Une autre piste pour expliquer le surpeuplement pourrait se trouver dans la construction même des logements. Fabrice Boudjaaba, du CNRS, explique que si les grands ensembles ont su répondre à la demande, “certains bâtiments de banlieue traditionnels, qui datent du XIXè siècle, sont plus étroits et peuvent concentrer des familles nombreuses”. C’est le cas par exemple, du bas de Montreuil. Ces immeubles se retrouvent majoritairement sur le parc privé. Mais même dans le logement social, les tailles varient selon les époques. Un 3 pièces construit dans les années 60 fait 50 à 60m2. Entre 1975 et 1985, il avoisine les 70m2. Accorder la taille de la famille à la typologie de l’appartement revient ensuite au bailleur social. Mais dans le cas d’un propriétaire privé, la donne change, et, face à un marché extrêmement difficile, certaines familles se voient contraintes d’accepter des surfaces beaucoup trop petites.

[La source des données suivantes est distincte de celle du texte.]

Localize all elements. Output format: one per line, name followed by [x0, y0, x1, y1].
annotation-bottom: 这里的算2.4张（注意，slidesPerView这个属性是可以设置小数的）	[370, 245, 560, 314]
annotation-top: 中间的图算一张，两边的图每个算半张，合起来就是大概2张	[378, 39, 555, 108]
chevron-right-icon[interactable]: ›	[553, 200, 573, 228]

Il n’y a aucune solution directe au surpeuplement” avoue Éric Constantin de la Fondation Abbé Pierre.

C’est là une vraie difficulté. Comment s’occuper des familles qui vivent entassées ? Là où d’autres situations de mal-logement peuvent être atténuées, soit par des réparations soit par des solutions alternatives, le surpeuplement se subit jusqu’au bout. Pour sortir de l’engrenage, deux options : déménager dans un logement plus grand ou attendre qu’un membre de la famille s’en aille. On parle dans ce deuxième cas de “décohabitation”. Pour les bailleurs sociaux, c’est la solution idéale. “Ça permet de dégonfler un logement, et de déplacer des jeunes adultes dans des petits appartements, qui se libèrent plus facilement” explique Marie-Christine Le Blanc.

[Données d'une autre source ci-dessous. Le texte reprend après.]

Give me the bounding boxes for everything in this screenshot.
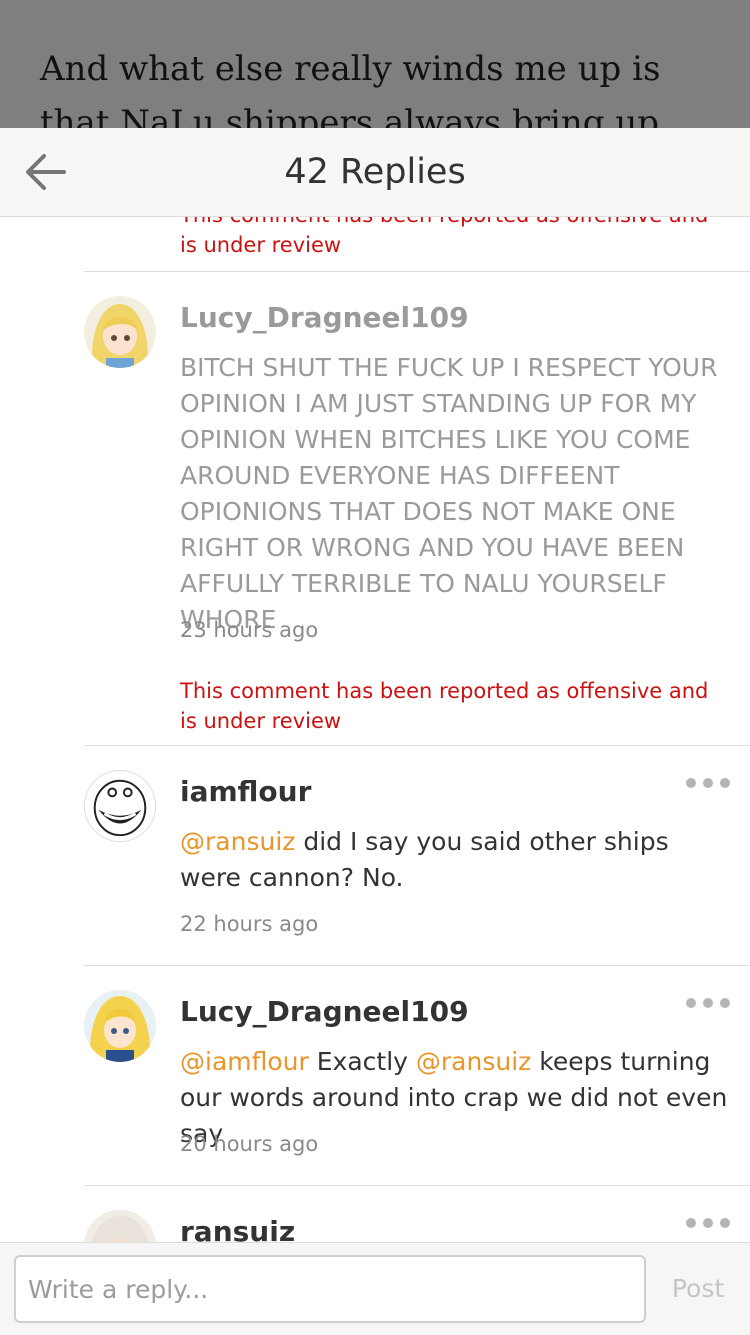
comment-time: 20 hours ago: [180, 1132, 319, 1156]
reported-notice: This comment has been reported as offens…: [180, 679, 709, 733]
post-button[interactable]: Post: [652, 1255, 744, 1323]
comment-author[interactable]: ransuiz: [180, 1214, 295, 1242]
mention-link[interactable]: @iamflour: [180, 1047, 309, 1076]
story-text: And what else really winds me up is that…: [40, 49, 661, 128]
more-options-button[interactable]: [686, 996, 730, 1010]
more-options-button[interactable]: [686, 1216, 730, 1230]
back-button[interactable]: [18, 146, 74, 198]
mention-link[interactable]: @ransuiz: [416, 1047, 531, 1076]
comment-time: 22 hours ago: [180, 912, 319, 936]
mention-link[interactable]: @ransuiz: [180, 827, 295, 856]
story-background: And what else really winds me up is that…: [0, 0, 750, 128]
reply-input[interactable]: [14, 1255, 646, 1323]
comment-body: @ransuiz did I say you said other ships …: [180, 824, 728, 896]
comment-author[interactable]: Lucy_Dragneel109: [180, 300, 469, 336]
avatar[interactable]: [84, 1210, 156, 1242]
avatar[interactable]: [84, 990, 156, 1062]
comment-author[interactable]: Lucy_Dragneel109: [180, 994, 469, 1030]
replies-sheet: 42 Replies This comment has been reporte…: [0, 128, 750, 1242]
more-options-button[interactable]: [686, 776, 730, 790]
replies-title: 42 Replies: [284, 152, 466, 192]
divider: [84, 745, 750, 746]
avatar-white-hair-icon: [84, 1210, 156, 1242]
comment-author[interactable]: iamflour: [180, 774, 311, 810]
comment-body: BITCH SHUT THE FUCK UP I RESPECT YOUR OP…: [180, 353, 718, 634]
avatar[interactable]: [84, 770, 156, 842]
avatar-blonde-girl-icon: [84, 990, 156, 1062]
comment-text: Exactly: [308, 1047, 416, 1076]
divider: [84, 965, 750, 966]
reply-bar: Post: [0, 1242, 750, 1335]
divider: [84, 271, 750, 272]
arrow-left-icon: [26, 154, 66, 190]
avatar[interactable]: [84, 296, 156, 368]
replies-header: 42 Replies: [0, 128, 750, 217]
avatar-meme-face-icon: [85, 771, 155, 841]
divider: [84, 1185, 750, 1186]
comment-time: 23 hours ago: [180, 618, 319, 642]
avatar-blonde-girl-icon: [84, 296, 156, 368]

Mais dans le privé, la situation est plus compliquée. Les ménages sont pauvres, et ne peuvent pas se permettre de se répartir dans plusieurs appartements. Cependant, depuis 2007, un “droit au logement opposable” existe. Il permet au citoyen de faire reconnaître son droit prioritaire au logement si ses conditions de vie sont jugées indécentes. La sur-occupation est un des critères pour le particulier pour déposer un recours, particulièrement s’il y a un enfant mineur dans le ménage. “Mais la loi n’est pas appliqué partout de la même façon, déplore Éric Constantin. Les taux de reconnaissance de ce droit vont de 20 à 40% selon les départements”. La Fondation Abbé Pierre déplore également une tendance à moins reconnaître cette priorité au logement. Le nombre de ménages qui déposent des dossiers est en baisse depuis 2008.

Encore aujourd’hui, trop de familles sont condamnées à vivre “les uns sur les autres”.

Le surpeuplement ne semble pas se résorber, au contraire. Si la tendance était à la baisse jusqu’en 2002, comme pour tous les indicateurs du mal-logement, la dernière enquête, réalisée en 2013, a de quoi affoler. Les chiffres ont grimpé, et révèlent une injustice qui se creuse, en défaveur des ménages les plus durement touchés par la crise économique. “Les Princes de la Ville” est sorti en 2001. En 2016, le même refrain résonne encore.